A Plural Approach Demands Better Public AND Better Private Involvement
If the objective is to generate long-lasting and definitive improvements to vulnerable populations, then we should invert the usual logic of action. Instead of proposing single organizational solutions to a complex problem—such as “more private entrepreneurship to supplant inefficient governments” or “more government action to regulate profit-maximizing private firms”—we should carefully identify the social problem and consider alternative paths of action that may engage public and private actors in distinct and complementary degrees.

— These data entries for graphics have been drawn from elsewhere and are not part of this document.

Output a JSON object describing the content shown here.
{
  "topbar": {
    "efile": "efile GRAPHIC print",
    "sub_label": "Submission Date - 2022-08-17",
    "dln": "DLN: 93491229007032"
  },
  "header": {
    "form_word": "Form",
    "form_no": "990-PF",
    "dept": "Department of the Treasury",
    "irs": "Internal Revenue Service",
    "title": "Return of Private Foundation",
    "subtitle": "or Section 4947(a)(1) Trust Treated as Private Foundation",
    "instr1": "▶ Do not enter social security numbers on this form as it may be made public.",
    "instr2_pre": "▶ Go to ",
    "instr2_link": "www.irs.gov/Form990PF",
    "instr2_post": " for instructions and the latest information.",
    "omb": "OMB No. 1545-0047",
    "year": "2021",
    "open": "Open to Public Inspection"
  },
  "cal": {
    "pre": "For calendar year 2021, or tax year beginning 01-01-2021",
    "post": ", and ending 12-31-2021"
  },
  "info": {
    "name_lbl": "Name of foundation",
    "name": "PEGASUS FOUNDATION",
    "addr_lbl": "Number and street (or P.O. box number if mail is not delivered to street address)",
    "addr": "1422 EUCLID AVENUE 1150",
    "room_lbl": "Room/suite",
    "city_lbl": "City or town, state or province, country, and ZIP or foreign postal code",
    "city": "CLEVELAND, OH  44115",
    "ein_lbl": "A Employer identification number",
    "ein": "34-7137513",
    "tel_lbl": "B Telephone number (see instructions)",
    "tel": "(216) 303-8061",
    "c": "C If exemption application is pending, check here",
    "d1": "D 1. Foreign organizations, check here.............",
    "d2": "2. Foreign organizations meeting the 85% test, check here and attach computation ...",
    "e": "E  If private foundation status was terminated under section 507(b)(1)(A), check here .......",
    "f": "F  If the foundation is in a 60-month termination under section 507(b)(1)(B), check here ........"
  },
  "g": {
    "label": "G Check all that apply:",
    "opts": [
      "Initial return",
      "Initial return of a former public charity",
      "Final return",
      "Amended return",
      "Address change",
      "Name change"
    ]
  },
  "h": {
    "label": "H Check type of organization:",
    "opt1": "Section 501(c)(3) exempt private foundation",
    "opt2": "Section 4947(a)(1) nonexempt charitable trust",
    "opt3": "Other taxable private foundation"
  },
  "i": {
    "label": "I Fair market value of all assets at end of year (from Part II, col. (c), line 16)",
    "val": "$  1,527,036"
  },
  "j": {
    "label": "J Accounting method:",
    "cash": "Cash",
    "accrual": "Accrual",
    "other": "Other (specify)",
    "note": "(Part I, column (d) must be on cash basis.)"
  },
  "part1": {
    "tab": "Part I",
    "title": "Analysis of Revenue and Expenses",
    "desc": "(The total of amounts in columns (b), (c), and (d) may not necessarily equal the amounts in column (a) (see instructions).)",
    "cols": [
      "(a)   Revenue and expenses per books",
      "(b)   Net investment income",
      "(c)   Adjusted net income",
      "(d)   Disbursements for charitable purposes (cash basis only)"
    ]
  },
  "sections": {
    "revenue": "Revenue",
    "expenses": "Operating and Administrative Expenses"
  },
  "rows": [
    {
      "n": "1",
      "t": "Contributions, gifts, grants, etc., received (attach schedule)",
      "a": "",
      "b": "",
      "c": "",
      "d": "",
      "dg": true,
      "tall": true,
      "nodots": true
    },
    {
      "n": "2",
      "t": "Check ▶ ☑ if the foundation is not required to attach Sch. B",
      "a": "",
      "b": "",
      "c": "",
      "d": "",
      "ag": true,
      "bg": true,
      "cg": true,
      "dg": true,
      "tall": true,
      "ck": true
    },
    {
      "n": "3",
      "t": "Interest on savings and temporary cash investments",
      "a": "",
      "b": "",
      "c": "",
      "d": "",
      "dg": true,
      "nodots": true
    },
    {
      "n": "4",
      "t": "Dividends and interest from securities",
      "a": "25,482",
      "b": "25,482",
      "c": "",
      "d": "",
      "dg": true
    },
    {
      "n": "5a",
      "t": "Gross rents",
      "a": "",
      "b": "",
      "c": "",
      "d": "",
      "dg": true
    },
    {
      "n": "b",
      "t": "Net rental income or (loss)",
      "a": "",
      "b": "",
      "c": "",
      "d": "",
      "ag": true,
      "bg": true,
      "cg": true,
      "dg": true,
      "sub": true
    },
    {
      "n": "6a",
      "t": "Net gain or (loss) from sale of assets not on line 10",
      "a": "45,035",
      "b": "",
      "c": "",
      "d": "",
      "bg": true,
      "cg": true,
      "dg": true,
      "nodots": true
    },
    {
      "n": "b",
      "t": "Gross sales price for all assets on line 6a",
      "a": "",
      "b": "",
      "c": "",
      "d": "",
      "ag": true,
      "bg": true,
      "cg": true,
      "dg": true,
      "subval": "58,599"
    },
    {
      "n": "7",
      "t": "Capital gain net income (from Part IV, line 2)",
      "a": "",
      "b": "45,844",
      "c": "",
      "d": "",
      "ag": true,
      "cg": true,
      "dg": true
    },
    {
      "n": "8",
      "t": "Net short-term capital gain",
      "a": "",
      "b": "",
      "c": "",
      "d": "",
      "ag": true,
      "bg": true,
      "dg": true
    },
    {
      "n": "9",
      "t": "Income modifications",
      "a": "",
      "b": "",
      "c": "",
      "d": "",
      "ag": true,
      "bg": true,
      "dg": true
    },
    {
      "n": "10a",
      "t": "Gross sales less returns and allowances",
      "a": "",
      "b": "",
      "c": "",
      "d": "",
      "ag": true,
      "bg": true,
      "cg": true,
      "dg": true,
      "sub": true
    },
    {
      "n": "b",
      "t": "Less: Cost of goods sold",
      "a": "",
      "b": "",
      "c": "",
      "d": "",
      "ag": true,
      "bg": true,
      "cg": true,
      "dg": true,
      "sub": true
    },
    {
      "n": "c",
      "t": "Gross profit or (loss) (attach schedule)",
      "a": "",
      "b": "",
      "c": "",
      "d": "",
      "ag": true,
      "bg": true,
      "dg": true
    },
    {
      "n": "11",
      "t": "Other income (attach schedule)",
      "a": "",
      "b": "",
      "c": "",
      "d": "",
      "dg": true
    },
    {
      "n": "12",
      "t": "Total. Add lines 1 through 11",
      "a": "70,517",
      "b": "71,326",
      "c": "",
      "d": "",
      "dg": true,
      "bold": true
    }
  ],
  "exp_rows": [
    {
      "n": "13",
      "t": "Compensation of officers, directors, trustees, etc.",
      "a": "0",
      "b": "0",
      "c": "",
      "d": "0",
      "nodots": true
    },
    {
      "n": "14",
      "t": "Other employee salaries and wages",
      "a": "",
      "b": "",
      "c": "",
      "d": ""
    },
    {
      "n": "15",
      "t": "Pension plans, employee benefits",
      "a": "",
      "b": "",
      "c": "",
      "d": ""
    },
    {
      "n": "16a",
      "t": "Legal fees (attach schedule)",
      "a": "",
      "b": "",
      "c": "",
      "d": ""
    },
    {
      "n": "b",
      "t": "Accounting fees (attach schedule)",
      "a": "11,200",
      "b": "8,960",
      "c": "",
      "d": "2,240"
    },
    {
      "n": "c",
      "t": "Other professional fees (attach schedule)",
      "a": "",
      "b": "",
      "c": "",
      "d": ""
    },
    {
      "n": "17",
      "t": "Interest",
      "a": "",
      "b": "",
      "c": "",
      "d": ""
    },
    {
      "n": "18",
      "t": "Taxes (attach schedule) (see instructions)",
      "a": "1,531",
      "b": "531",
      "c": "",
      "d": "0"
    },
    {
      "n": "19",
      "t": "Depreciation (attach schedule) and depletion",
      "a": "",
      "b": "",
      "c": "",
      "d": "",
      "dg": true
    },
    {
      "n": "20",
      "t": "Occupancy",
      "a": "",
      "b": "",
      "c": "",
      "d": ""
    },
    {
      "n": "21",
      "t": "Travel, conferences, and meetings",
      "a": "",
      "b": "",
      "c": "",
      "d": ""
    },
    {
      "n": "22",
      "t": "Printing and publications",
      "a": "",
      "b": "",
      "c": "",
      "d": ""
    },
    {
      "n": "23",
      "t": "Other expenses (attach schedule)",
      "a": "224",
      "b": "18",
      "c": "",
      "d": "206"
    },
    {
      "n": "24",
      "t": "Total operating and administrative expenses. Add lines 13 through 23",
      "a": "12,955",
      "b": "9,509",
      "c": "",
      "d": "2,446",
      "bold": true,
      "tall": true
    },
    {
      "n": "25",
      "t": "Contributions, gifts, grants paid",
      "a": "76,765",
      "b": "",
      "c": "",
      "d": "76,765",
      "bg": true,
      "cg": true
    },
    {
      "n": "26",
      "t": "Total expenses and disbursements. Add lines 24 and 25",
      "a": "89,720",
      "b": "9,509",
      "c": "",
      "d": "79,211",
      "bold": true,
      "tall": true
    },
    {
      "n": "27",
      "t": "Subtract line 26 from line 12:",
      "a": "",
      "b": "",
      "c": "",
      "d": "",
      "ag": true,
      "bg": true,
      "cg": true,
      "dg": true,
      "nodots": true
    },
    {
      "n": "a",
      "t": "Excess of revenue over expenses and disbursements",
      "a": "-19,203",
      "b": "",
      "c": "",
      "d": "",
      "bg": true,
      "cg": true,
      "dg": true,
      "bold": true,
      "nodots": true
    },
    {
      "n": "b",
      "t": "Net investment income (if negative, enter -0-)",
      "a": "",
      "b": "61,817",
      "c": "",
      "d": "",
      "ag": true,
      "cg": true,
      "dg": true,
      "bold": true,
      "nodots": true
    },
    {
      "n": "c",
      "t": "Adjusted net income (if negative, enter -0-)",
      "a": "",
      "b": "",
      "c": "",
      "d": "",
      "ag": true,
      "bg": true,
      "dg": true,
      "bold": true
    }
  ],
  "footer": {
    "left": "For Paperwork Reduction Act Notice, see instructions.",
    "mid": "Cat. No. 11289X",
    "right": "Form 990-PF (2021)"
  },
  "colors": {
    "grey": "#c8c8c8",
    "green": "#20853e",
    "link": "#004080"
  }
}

Our plural approach implies that “many roads lead to Rome”. That is, it builds on the strengths of multiple actors, public or private, who can be combined and recombined through multiple paths of action. Regardless of the chosen path, policy makers, social entrepreneurs and private firms should strive for improvements in public capacity. Without capable government institutions and proficient public servants, it is impossible for any combination of resources and actors to have true legitimacy or lasting impact. In fact, our research supports our premise that weak government—not excessive government—is a root cause of the long list of failed or failing public initiatives around the world. A fundamental flaw that not even the most capable and innovative social entrepreneurs can overcome.